Edible Panties Confuse and Scare Me

Ok... I've never actually tried them, per say.  But I have never really understood them.  So, I'm throwing this out to the masses...  And I have to ask:  What's the point?!?  Seriously.  Instead of eating my panties, you could be eating something else.  (wink, wink)

Even the package screams "I TASTE LIKE OLD SOCKS AND VAGINA!"

In fact, I'm pretty sure that they would taste god awful.  Especially if you've been wearing them all day.  Like swamp ass.  And, do they melt?  If I wear them for a while before sexual escapades?! 

Ok... These don't look half bad.  I'll give them that.
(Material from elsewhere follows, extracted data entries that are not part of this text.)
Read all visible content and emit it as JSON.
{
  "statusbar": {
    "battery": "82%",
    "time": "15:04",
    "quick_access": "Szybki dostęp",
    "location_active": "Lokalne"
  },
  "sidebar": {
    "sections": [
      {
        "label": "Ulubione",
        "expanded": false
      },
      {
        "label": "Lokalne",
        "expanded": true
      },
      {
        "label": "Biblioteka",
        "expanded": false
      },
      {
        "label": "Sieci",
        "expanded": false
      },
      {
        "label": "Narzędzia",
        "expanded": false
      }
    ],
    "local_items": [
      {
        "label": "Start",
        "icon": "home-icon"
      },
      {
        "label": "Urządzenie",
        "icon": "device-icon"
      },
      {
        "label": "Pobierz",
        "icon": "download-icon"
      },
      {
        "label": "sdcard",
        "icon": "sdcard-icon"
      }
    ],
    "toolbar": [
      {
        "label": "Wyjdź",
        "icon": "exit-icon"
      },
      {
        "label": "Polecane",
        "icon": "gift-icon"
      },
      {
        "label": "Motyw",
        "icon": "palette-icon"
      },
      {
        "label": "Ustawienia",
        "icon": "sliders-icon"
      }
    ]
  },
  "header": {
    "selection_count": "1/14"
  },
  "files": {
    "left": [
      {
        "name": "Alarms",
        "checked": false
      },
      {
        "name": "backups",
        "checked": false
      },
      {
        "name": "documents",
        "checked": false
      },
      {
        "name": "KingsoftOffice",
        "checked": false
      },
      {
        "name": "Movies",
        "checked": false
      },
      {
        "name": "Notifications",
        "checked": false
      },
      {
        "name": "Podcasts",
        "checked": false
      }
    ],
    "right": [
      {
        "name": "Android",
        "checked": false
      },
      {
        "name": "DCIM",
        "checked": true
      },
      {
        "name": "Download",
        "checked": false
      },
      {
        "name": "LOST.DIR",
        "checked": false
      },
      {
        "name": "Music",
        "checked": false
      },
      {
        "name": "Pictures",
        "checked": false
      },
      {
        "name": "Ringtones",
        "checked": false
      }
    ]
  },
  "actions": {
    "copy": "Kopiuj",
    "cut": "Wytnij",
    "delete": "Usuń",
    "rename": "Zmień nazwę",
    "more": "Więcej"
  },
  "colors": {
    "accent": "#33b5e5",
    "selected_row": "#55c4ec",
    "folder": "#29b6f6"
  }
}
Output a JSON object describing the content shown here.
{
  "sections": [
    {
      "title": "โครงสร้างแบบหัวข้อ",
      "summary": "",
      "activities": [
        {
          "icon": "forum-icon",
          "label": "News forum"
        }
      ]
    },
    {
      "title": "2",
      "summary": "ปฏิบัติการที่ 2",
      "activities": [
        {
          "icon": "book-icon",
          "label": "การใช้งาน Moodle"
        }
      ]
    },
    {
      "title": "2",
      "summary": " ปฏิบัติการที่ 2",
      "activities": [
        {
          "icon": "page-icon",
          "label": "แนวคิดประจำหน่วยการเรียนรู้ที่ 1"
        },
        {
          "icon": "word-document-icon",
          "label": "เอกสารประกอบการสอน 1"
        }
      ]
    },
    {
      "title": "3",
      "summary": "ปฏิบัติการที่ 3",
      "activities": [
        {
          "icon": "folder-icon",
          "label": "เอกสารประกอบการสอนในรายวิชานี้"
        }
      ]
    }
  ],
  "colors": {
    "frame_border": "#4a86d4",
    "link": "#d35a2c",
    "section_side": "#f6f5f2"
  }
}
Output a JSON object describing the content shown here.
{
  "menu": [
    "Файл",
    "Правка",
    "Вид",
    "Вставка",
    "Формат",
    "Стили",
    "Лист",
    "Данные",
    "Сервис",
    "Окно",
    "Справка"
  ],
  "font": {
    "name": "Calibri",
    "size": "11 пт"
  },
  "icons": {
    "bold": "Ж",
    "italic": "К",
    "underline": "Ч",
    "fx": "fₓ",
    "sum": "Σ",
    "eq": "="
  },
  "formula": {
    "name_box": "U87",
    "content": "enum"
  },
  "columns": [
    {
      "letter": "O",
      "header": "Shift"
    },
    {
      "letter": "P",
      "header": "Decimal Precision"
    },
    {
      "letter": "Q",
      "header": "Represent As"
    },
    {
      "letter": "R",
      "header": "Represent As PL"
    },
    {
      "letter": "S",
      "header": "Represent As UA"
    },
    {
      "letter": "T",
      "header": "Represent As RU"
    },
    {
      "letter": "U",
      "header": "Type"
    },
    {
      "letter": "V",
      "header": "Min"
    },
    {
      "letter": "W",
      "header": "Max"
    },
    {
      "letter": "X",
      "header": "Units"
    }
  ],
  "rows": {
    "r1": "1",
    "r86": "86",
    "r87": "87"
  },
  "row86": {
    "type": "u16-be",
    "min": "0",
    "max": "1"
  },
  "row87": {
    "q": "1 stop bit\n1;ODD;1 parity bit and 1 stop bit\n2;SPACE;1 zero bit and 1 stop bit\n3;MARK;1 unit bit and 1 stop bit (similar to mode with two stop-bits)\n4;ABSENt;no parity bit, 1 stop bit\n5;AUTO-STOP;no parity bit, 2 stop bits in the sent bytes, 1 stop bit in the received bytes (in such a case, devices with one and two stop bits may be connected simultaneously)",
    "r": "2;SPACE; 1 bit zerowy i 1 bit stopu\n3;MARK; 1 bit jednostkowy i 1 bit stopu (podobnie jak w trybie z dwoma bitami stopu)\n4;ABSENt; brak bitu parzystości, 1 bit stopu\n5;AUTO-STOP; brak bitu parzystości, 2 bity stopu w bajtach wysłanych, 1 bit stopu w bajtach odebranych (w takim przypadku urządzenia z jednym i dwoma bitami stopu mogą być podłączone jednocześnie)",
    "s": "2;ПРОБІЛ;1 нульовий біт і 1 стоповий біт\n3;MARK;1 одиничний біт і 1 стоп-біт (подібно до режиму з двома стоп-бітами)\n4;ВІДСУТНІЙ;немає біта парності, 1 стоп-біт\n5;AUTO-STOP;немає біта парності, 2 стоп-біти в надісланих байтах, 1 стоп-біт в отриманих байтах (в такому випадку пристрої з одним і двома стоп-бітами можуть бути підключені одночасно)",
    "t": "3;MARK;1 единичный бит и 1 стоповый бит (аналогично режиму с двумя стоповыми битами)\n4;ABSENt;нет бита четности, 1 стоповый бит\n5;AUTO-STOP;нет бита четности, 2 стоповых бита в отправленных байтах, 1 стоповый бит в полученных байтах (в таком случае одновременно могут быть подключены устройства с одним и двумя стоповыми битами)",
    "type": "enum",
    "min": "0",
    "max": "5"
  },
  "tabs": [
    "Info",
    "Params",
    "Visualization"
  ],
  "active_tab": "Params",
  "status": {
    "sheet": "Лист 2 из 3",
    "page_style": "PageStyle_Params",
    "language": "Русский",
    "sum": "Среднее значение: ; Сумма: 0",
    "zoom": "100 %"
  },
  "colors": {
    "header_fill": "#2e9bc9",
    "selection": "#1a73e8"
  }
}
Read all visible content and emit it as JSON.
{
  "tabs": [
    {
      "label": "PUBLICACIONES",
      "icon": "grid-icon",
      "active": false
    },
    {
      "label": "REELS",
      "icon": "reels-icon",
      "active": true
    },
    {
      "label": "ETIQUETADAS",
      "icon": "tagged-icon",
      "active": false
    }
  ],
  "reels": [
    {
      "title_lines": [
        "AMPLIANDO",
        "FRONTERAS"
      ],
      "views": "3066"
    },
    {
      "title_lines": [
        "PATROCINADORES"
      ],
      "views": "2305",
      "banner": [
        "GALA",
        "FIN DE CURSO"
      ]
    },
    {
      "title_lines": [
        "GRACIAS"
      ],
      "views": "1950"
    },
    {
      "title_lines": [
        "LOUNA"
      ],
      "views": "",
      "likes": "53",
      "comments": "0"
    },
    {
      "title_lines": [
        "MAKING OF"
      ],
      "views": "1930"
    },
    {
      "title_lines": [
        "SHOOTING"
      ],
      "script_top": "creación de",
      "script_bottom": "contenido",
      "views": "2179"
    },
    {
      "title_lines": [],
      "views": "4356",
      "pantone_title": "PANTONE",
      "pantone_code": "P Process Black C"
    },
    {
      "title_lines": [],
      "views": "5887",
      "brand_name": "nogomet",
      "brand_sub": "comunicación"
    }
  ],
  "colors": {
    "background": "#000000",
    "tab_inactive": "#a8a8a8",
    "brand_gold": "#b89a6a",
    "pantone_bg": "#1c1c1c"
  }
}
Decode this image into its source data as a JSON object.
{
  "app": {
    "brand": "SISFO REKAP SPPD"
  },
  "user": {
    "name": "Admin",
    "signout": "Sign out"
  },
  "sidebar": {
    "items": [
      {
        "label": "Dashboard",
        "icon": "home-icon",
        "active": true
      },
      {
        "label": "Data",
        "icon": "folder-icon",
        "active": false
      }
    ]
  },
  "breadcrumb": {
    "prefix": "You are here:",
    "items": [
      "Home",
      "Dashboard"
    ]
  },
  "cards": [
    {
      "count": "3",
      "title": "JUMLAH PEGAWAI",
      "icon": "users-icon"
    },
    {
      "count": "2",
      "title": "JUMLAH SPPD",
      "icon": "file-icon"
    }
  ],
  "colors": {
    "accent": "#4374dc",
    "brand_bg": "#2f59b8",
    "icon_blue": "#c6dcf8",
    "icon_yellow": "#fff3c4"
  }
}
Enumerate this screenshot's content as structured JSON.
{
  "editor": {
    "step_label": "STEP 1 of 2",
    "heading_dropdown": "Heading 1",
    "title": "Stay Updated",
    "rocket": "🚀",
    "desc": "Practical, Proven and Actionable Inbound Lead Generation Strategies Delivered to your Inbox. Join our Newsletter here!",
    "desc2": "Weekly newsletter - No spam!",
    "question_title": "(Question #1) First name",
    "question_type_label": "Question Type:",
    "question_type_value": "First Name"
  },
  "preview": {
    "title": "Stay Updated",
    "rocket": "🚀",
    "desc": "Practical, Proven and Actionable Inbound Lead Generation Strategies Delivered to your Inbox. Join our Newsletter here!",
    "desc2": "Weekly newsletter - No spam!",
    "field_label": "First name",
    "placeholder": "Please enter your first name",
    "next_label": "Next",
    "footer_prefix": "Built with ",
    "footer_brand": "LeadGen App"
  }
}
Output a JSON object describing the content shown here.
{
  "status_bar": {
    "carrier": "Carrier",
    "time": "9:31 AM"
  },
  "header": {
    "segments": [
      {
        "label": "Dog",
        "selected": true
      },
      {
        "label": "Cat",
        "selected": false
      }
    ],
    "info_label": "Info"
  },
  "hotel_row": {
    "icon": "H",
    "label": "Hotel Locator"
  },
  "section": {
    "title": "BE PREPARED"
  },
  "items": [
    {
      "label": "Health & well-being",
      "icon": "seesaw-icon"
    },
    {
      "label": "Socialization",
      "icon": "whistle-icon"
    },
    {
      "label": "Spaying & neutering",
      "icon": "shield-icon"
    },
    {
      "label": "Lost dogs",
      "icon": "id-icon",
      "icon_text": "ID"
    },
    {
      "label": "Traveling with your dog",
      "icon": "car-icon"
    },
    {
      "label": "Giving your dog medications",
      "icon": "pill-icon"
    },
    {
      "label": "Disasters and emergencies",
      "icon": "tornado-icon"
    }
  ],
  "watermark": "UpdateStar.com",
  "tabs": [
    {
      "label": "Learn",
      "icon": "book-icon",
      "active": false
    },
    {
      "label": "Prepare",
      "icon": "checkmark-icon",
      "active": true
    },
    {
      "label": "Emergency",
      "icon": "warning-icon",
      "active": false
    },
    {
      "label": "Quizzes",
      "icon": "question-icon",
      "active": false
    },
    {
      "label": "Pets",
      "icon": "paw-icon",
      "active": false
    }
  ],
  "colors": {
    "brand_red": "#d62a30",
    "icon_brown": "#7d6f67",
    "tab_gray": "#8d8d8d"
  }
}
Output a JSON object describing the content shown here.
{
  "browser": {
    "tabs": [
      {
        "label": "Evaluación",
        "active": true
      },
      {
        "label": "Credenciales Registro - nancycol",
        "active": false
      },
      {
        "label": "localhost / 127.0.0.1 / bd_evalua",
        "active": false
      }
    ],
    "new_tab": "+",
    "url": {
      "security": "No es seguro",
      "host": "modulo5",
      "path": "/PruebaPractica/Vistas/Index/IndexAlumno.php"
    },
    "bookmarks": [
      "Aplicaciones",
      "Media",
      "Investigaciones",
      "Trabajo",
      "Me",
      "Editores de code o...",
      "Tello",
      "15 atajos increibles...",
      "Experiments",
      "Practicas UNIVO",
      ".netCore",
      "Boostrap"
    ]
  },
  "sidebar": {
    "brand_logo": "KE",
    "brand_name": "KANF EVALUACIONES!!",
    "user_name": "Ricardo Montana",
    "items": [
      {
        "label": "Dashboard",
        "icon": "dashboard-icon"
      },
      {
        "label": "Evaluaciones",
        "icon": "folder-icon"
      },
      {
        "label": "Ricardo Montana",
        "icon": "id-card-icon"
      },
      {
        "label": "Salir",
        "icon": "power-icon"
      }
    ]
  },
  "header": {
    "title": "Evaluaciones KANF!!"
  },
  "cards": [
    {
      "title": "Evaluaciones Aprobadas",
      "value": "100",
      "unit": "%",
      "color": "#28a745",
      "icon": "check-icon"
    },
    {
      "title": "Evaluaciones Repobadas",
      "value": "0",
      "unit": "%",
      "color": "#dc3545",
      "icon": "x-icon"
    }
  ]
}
I should really do some research on this.  In fact, I will go out this weekend and buy some edible panties and wear them around.  Then I'll make Eddie eat them.

See?!?  He's holding ROSES!!! This is obviously delicious.

OR I just may fashion myself a pair out of red licorice laces.  Then I'll eat them.  Either way, I'll report back. ;o)

Good thing I learned to knit last winter!!!

This post just got weird didn't it?  You know you were all thinking it...  I'm sorry I'm not sorry.


  1. I think this definitely deserves further investigation. Perhaps you can get a government grant! They give those things out for all sorts of ridiculous things, and this is really important!

  2. You don't eat them you lick them off. They're kinda like a paper thin fruit roll-up.